Adicionalmente, pode ser um equívoco pensar na queda de salários reais como um incentivo ao lucro e ao investimento industrial. Dentre outros motivos, porque o salário não é apenas uma variável de oferta - ou de custo de produção - mas também de demanda. Logo, a queda dos salários reais domésticos é também a queda na demanda doméstica por produtos industriais. Nesse sentido, apostar na queda dos salários reais como elemento dinâmico é, para além de um desvio do projeto distributivo, um erro estratégico especialmente em economias como a brasileira onde o mercado interno é extremamente importante para o setor industrial. Ou ainda, a aposta em uma estratégia chinesa - de baixos salários e crescimento puxado pelas exportações - além de incompatível com uma estratégia distributiva, abre mão de uma demanda interna forte em um mundo com escassez de demanda.

O desafio brasileiro é, portanto, a construção de um modelo econômico onde a expansão dos salários e a inclusão social dinamizem o mercado doméstico e que isso seja canalizado para expansão e aumento da produtividade da indústria brasileira. Para isso, a desvalorização cambial será virtuosa se, por um lado, não penalizar o poder de compra dos salários e, por outro lado, evitar que o dinamismo econômico provocado pelo processo distributivo seja consumido pelo aumento de importações.

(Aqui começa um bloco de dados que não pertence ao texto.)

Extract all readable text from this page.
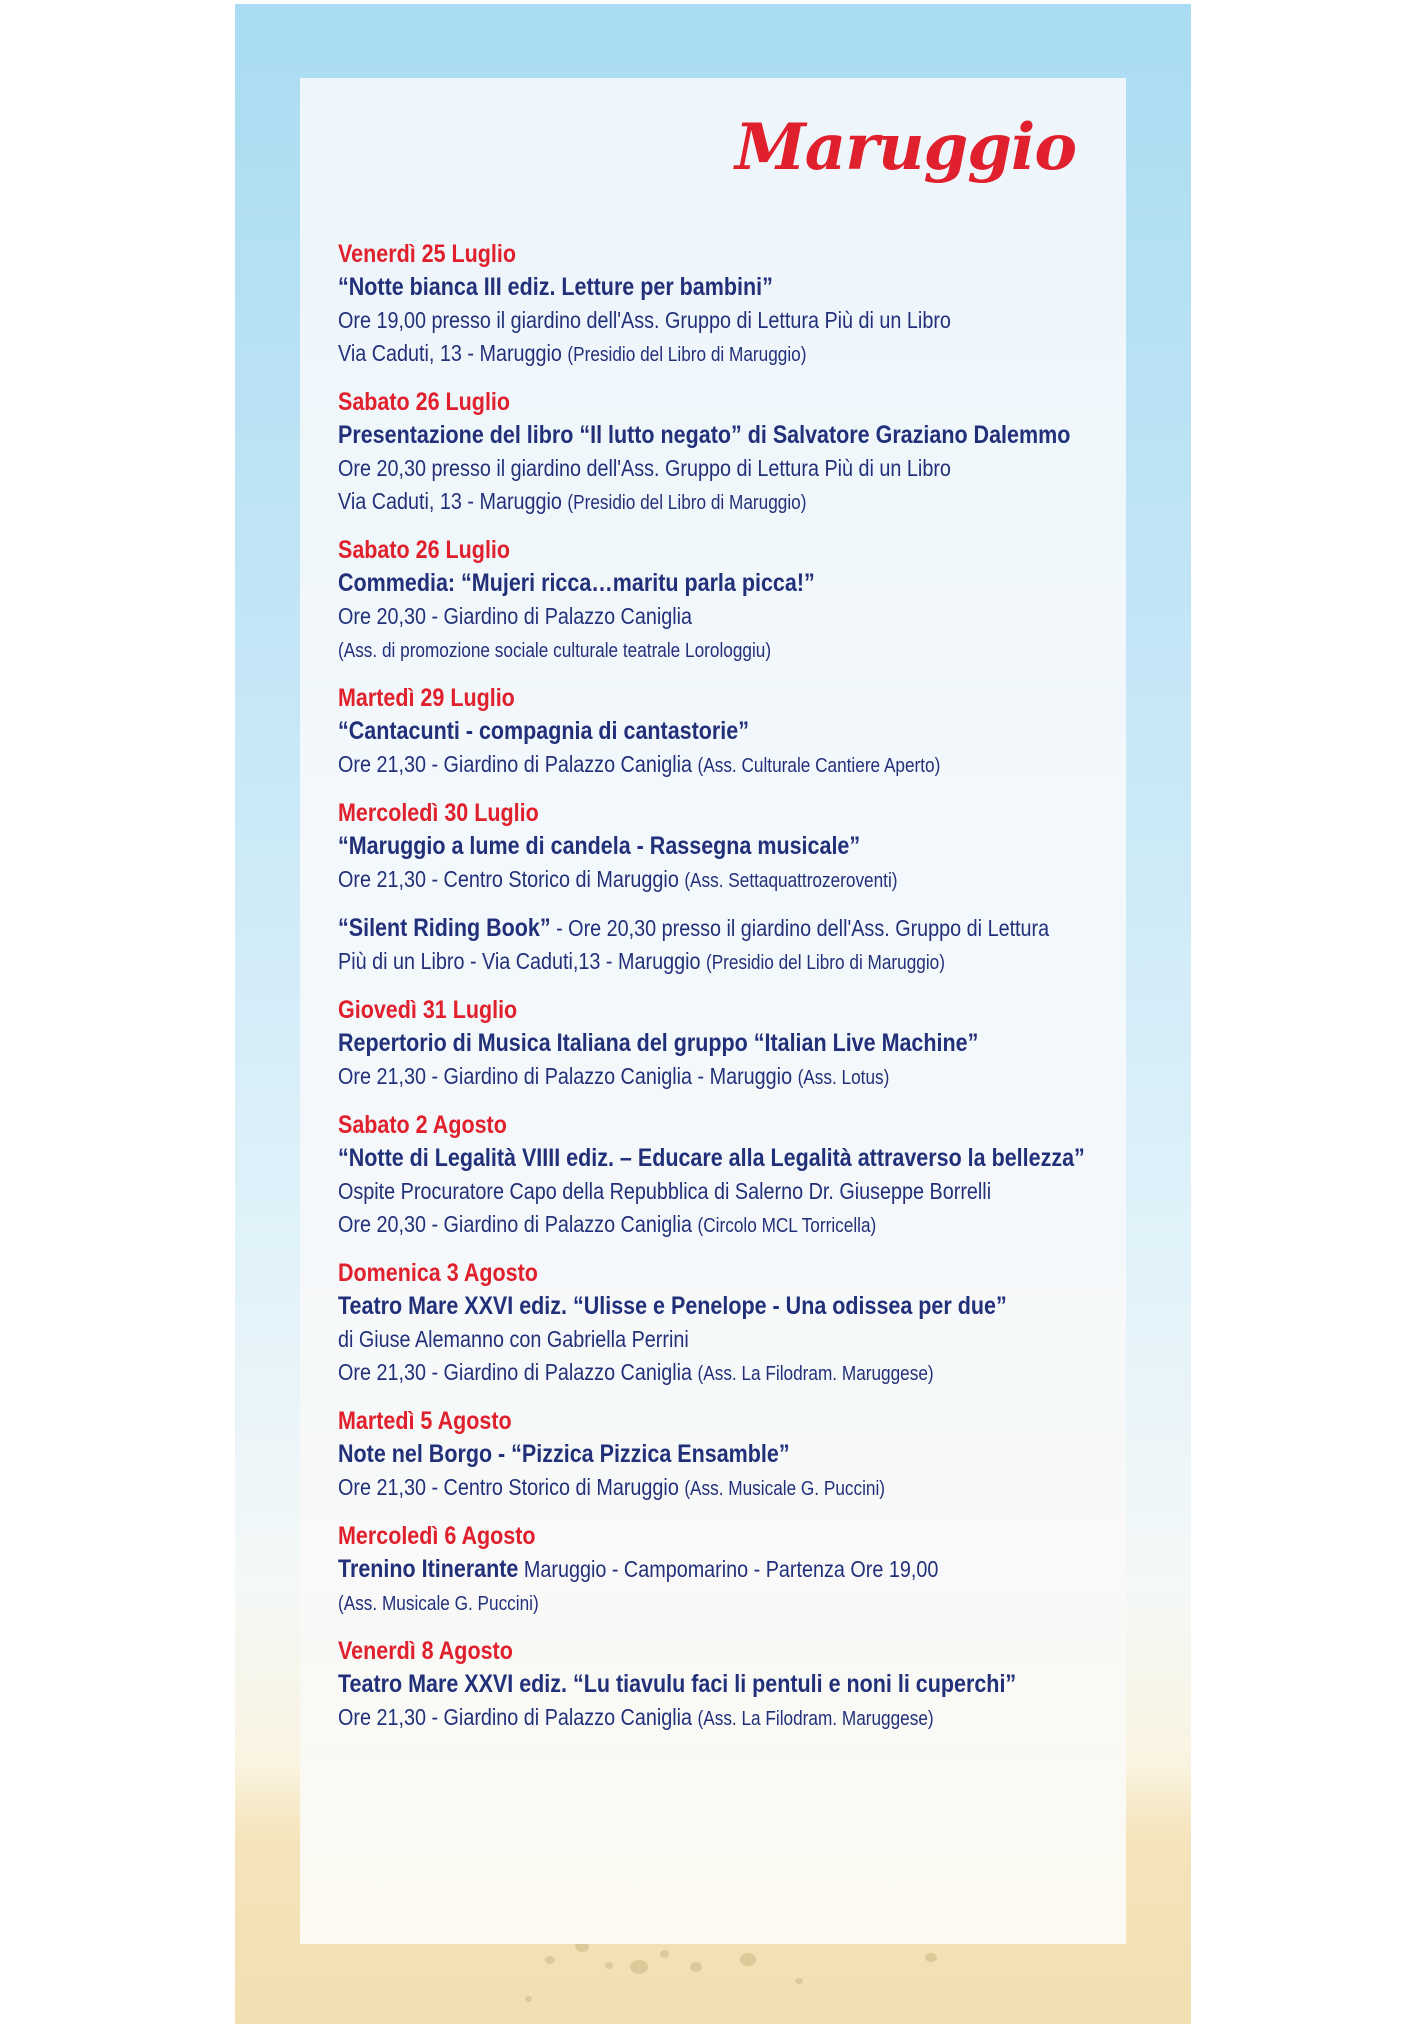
Maruggio
Venerdì 25 Luglio
“Notte bianca III ediz. Letture per bambini”
Ore 19,00 presso il giardino dell'Ass. Gruppo di Lettura Più di un Libro
Via Caduti, 13 - Maruggio (Presidio del Libro di Maruggio)
Sabato 26 Luglio
Presentazione del libro “Il lutto negato” di Salvatore Graziano Dalemmo
Ore 20,30 presso il giardino dell'Ass. Gruppo di Lettura Più di un Libro
Via Caduti, 13 - Maruggio (Presidio del Libro di Maruggio)
Sabato 26 Luglio
Commedia: “Mujeri ricca…maritu parla picca!”
Ore 20,30 - Giardino di Palazzo Caniglia
(Ass. di promozione sociale culturale teatrale Lorologgiu)
Martedì 29 Luglio
“Cantacunti - compagnia di cantastorie”
Ore 21,30 - Giardino di Palazzo Caniglia (Ass. Culturale Cantiere Aperto)
Mercoledì 30 Luglio
“Maruggio a lume di candela - Rassegna musicale”
Ore 21,30 - Centro Storico di Maruggio (Ass. Settaquattrozeroventi)
“Silent Riding Book” - Ore 20,30 presso il giardino dell'Ass. Gruppo di Lettura
Più di un Libro - Via Caduti,13 - Maruggio (Presidio del Libro di Maruggio)
Giovedì 31 Luglio
Repertorio di Musica Italiana del gruppo “Italian Live Machine”
Ore 21,30 - Giardino di Palazzo Caniglia - Maruggio (Ass. Lotus)
Sabato 2 Agosto
“Notte di Legalità VIIII ediz. – Educare alla Legalità attraverso la bellezza”
Ospite Procuratore Capo della Repubblica di Salerno Dr. Giuseppe Borrelli
Ore 20,30 - Giardino di Palazzo Caniglia (Circolo MCL Torricella)
Domenica 3 Agosto
Teatro Mare XXVI ediz. “Ulisse e Penelope - Una odissea per due”
di Giuse Alemanno con Gabriella Perrini
Ore 21,30 - Giardino di Palazzo Caniglia (Ass. La Filodram. Maruggese)
Martedì 5 Agosto
Note nel Borgo - “Pizzica Pizzica Ensamble”
Ore 21,30 - Centro Storico di Maruggio (Ass. Musicale G. Puccini)
Mercoledì 6 Agosto
Trenino Itinerante Maruggio - Campomarino - Partenza Ore 19,00
(Ass. Musicale G. Puccini)
Venerdì 8 Agosto
Teatro Mare XXVI ediz. “Lu tiavulu faci li pentuli e noni li cuperchi”
Ore 21,30 - Giardino di Palazzo Caniglia (Ass. La Filodram. Maruggese)
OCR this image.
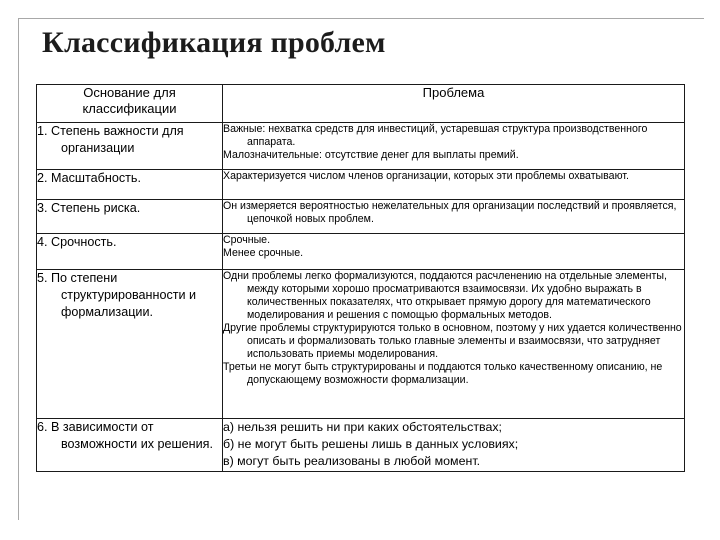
Классификация проблем
Основание для классификации	Проблема

1. Степень важности для организации	Важные: нехватка средств для инвестиций, устаревшая структура производственного аппарата.

Малозначительные: отсутствие денег для выплаты премий.

2. Масштабность.	Характеризуется числом членов организации, которых эти проблемы охватывают.

3. Степень риска.	Он измеряется вероятностью нежелательных для организации последствий и проявляется, цепочкой новых проблем.

4. Срочность.	Срочные.

Менее срочные.

5. По степени структурированности и формализации.	Одни проблемы легко формализуются, поддаются расчленению на отдельные элементы, между которыми хорошо просматриваются взаимосвязи. Их удобно выражать в количественных показателях, что открывает прямую дорогу для математического моделирования и решения с помощью формальных методов.

Другие проблемы структурируются только в основном, поэтому у них удается количественно описать и формализовать только главные элементы и взаимосвязи, что затрудняет использовать приемы моделирования.

Третьи не могут быть структурированы и поддаются только качественному описанию, не допускающему возможности формализации.

6. В зависимости от возможности их решения.	а) нельзя решить ни при каких обстоятельствах;

б) не могут быть решены лишь в данных условиях;

в) могут быть реализованы в любой момент.
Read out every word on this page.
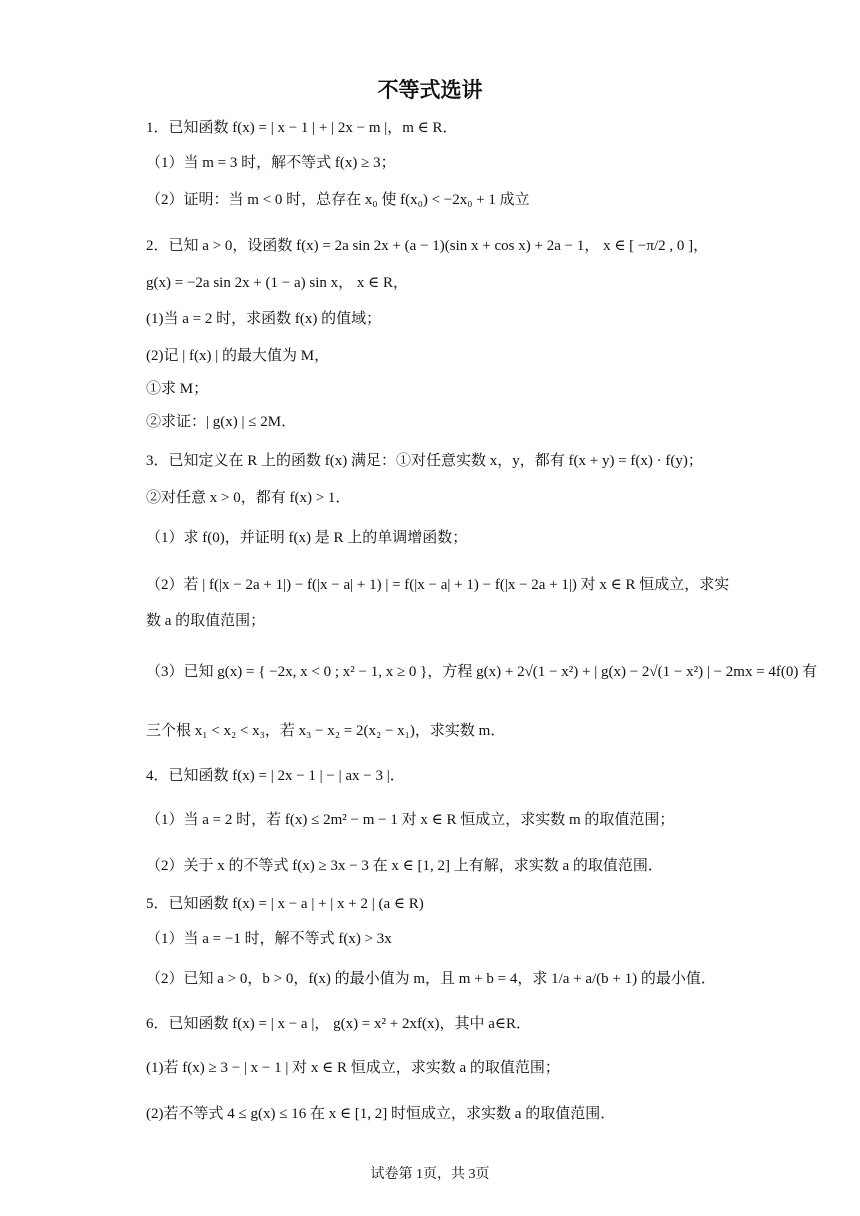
不等式选讲
1．已知函数 f(x) = | x − 1 | + | 2x − m |，m ∈ R．
（1）当 m = 3 时，解不等式 f(x) ≥ 3；
（2）证明：当 m < 0 时，总存在 x₀ 使 f(x₀) < −2x₀ + 1 成立
2．已知 a > 0，设函数 f(x) = 2a sin 2x + (a − 1)(sin x + cos x) + 2a − 1， x ∈ [ −π/2 , 0 ]，
g(x) = −2a sin 2x + (1 − a) sin x， x ∈ R，
(1)当 a = 2 时，求函数 f(x) 的值域；
(2)记 | f(x) | 的最大值为 M，
①求 M；
②求证：| g(x) | ≤ 2M．
3．已知定义在 R 上的函数 f(x) 满足：①对任意实数 x，y，都有 f(x + y) = f(x) · f(y)；
②对任意 x > 0，都有 f(x) > 1．
（1）求 f(0)，并证明 f(x) 是 R 上的单调增函数；
（2）若 | f(|x − 2a + 1|) − f(|x − a| + 1) | = f(|x − a| + 1) − f(|x − 2a + 1|) 对 x ∈ R 恒成立，求实
数 a 的取值范围；
（3）已知 g(x) = { −2x, x < 0 ; x² − 1, x ≥ 0 }，方程 g(x) + 2√(1 − x²) + | g(x) − 2√(1 − x²) | − 2mx = 4f(0) 有
三个根 x₁ < x₂ < x₃，若 x₃ − x₂ = 2(x₂ − x₁)，求实数 m．
4．已知函数 f(x) = | 2x − 1 | − | ax − 3 |．
（1）当 a = 2 时，若 f(x) ≤ 2m² − m − 1 对 x ∈ R 恒成立，求实数 m 的取值范围；
（2）关于 x 的不等式 f(x) ≥ 3x − 3 在 x ∈ [1, 2] 上有解，求实数 a 的取值范围．
5．已知函数 f(x) = | x − a | + | x + 2 | (a ∈ R)
（1）当 a = −1 时，解不等式 f(x) > 3x
（2）已知 a > 0，b > 0，f(x) 的最小值为 m，且 m + b = 4，求 1/a + a/(b + 1) 的最小值．
6．已知函数 f(x) = | x − a |， g(x) = x² + 2xf(x)，其中 a∈R．
(1)若 f(x) ≥ 3 − | x − 1 | 对 x ∈ R 恒成立，求实数 a 的取值范围；
(2)若不等式 4 ≤ g(x) ≤ 16 在 x ∈ [1, 2] 时恒成立，求实数 a 的取值范围．
试卷第 1页，共 3页
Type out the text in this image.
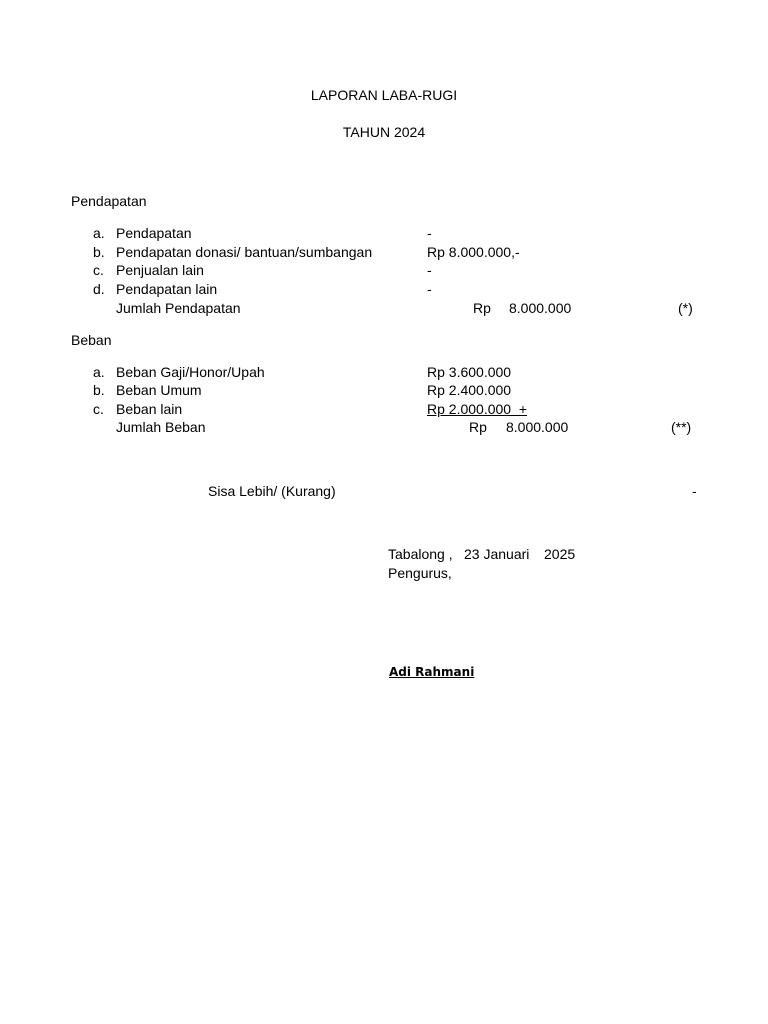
LAPORAN LABA-RUGI
TAHUN 2024
Pendapatan
a. Pendapatan	-
b. Pendapatan donasi/ bantuan/sumbangan	Rp 8.000.000,-
c. Penjualan lain	-
d. Pendapatan lain	-
Jumlah Pendapatan	Rp 8.000.000	(*)
Beban
a. Beban Gaji/Honor/Upah	Rp 3.600.000
b. Beban Umum	Rp 2.400.000
c. Beban lain	Rp 2.000.000  +
Jumlah Beban	Rp 8.000.000	(**)
Sisa Lebih/ (Kurang)	-
Tabalong , 23 Januari 2025
Pengurus,
Adi Rahmani
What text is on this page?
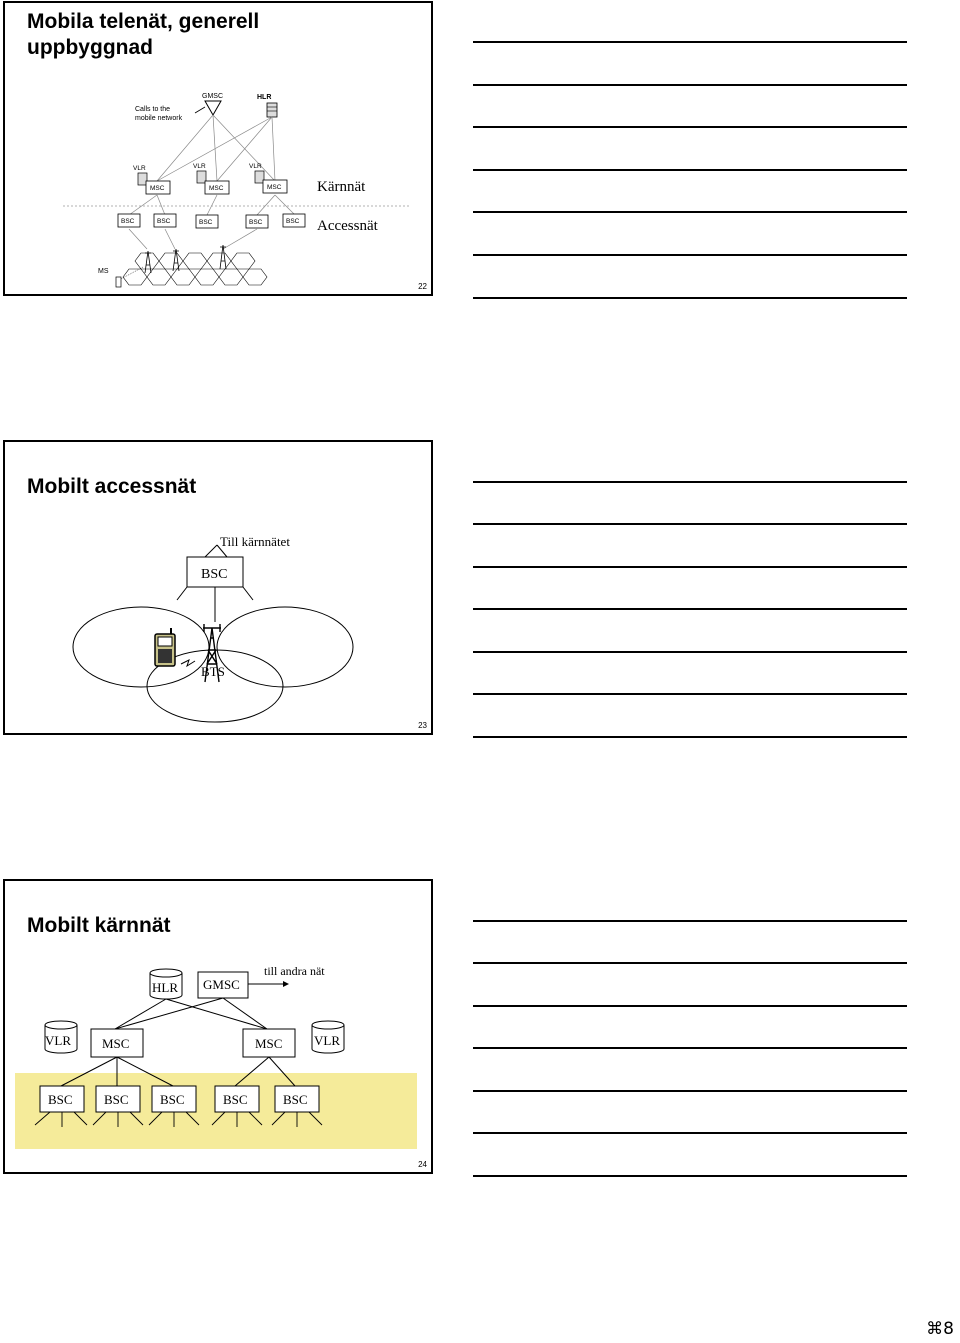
Mobila telenät, generell
uppbyggnad
GMSC	HLR
Calls to the
mobile network
VLR	VLR	VLR
MSC	MSC	MSC
BSC	BSC	BSC	BSC	BSC
MS
Kärnnät
Accessnät
22
Mobilt accessnät
BSC
Till kärnnätet
BTS
23
Mobilt kärnnät
HLR GMSC
till andra nät
VLR	VLR
MSC	MSC
BSC BSC BSC	BSC	BSC
24
⌘8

Sem mudanças institucionais não se sustenta um câmbio desvalorizado

No Brasil qualquer processo de desvalorização cambial está sujeito à reversão, uma vez que a economia brasileira é extremamente sensível aos efeitos do ciclo de liquidez internacional. Nesse contexto, há duas especificidades a se considerar, a primeira é o patamar da taxa de juros básica da economia. As altas taxas de juros praticadas no Brasil estimulam as operações de carry trade, que constituem investimentos alavancados motivados pelo diferencial de juros com outras moedas. Esses investimentos provocam a apreciação da moeda brasileira nos períodos de alta do ciclo de liquidez internacional, mas também provocam o efeito inverso na reversão do ciclo, quando as operações de carry trade são desmontadas. Já a segunda particularidade da economia brasileira refere-se à institucionalidade do mercado de câmbio brasileiro que se mostra permeável à especulação financeira, dada a abertura financeira e a liquidez no mercado de derivativos.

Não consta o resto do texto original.